Biogas decarbonization is a key step in increasing the calorific value of biogas to meet demand. However, the release of CO2 into the atmosphere from the biogas decarbonization process increases carbon emissions. The use of Ca(OH)2 slurry to absorb and remove CO2 can achieve a carbon-free biogas purification process, and it is also an effective method for preparing CaCO3. This study prepared biogenic nano-CaCO3 using CO2 from biogas decarbonization with a newly fabricated microfluidic device and novel microfluidic chips were also made. The reaction pH, microfluidic chips, and total flow rate were parameters varied and studied for optimization. In addition, computational fluid dynamics (CFD) simulated the flow mixing and mass transfer of Ca(OH)2 solution and CO2-rich water in the microfluidic chips.
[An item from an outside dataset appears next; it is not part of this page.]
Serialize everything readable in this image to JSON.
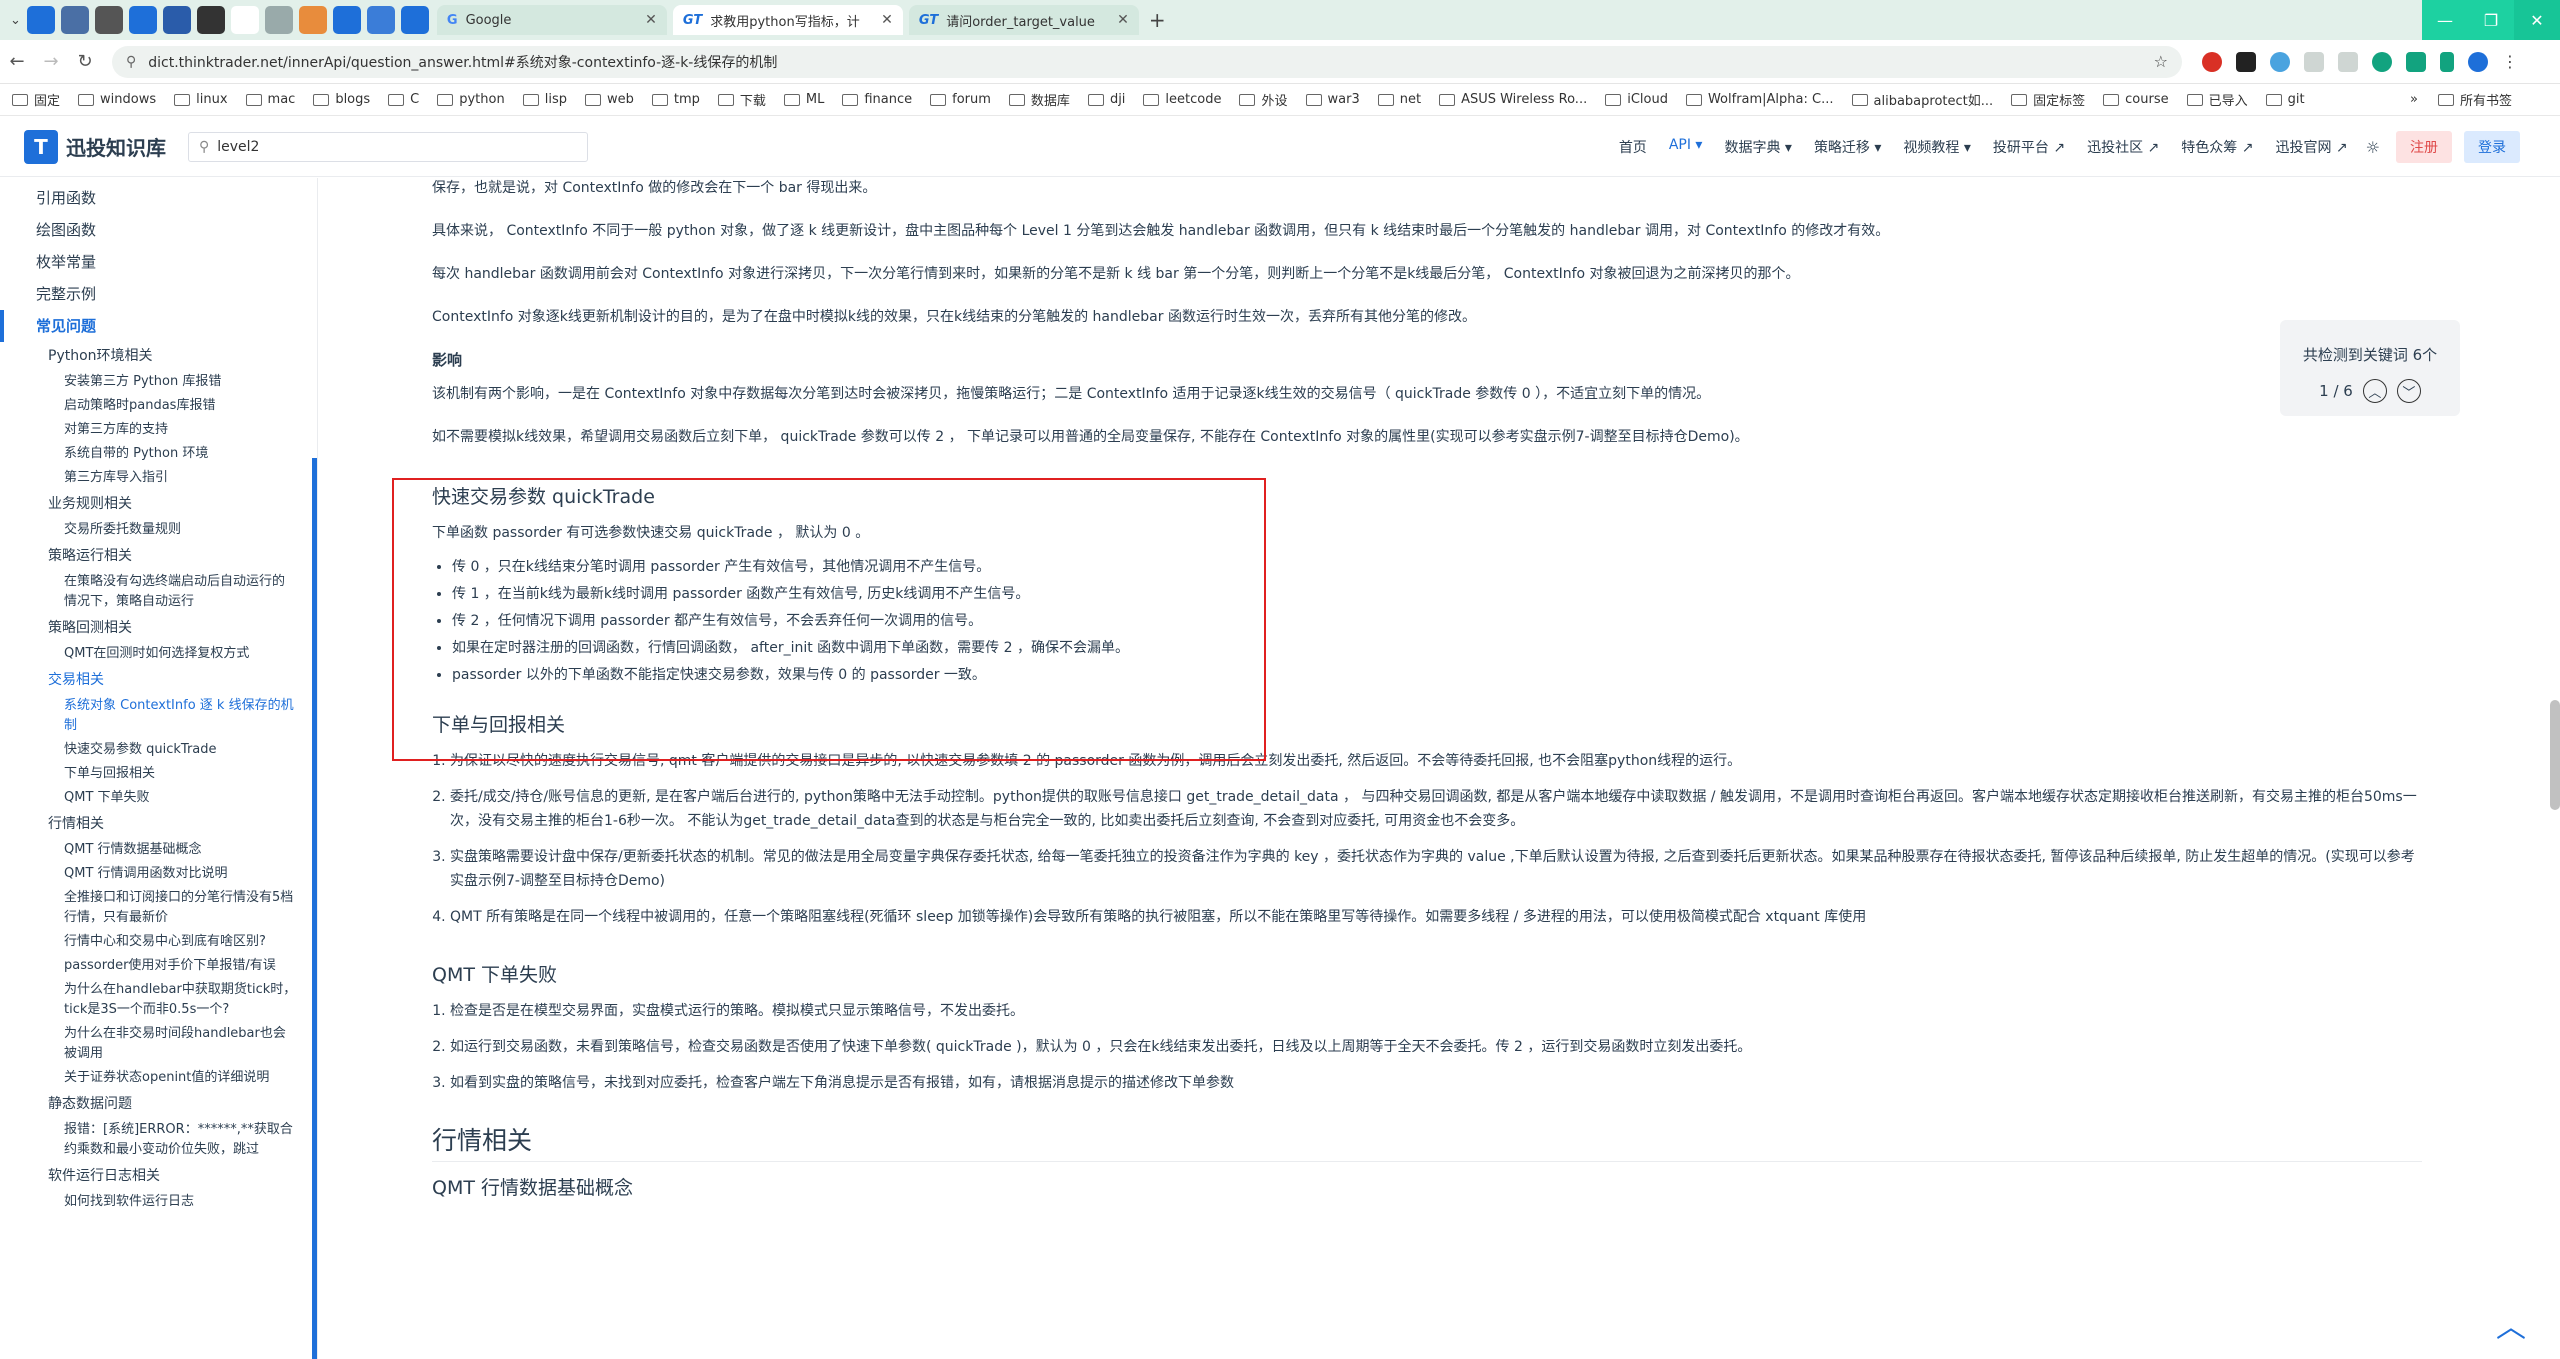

Results showed the weakly alkaline condition (pH = 7.5), microfluidic chips with < 10 μm gaps, and > 100 mL/min total flow rate enhance CO2 absorption. At those conditions, the microfluidic device prepared 30 nm-sized nano-CaCO3 abundantly. Further, the CFD simulation proved the necessity to select the appropriate ratio of Ca(OH)2 solution and CO2-rich water to obtain nano-CaCO3 with stable particle size. CFD also informed that increasing the length of the inlet and outlet of the reaction chamber and changing the chip shape can effectively improve CaCO3 production.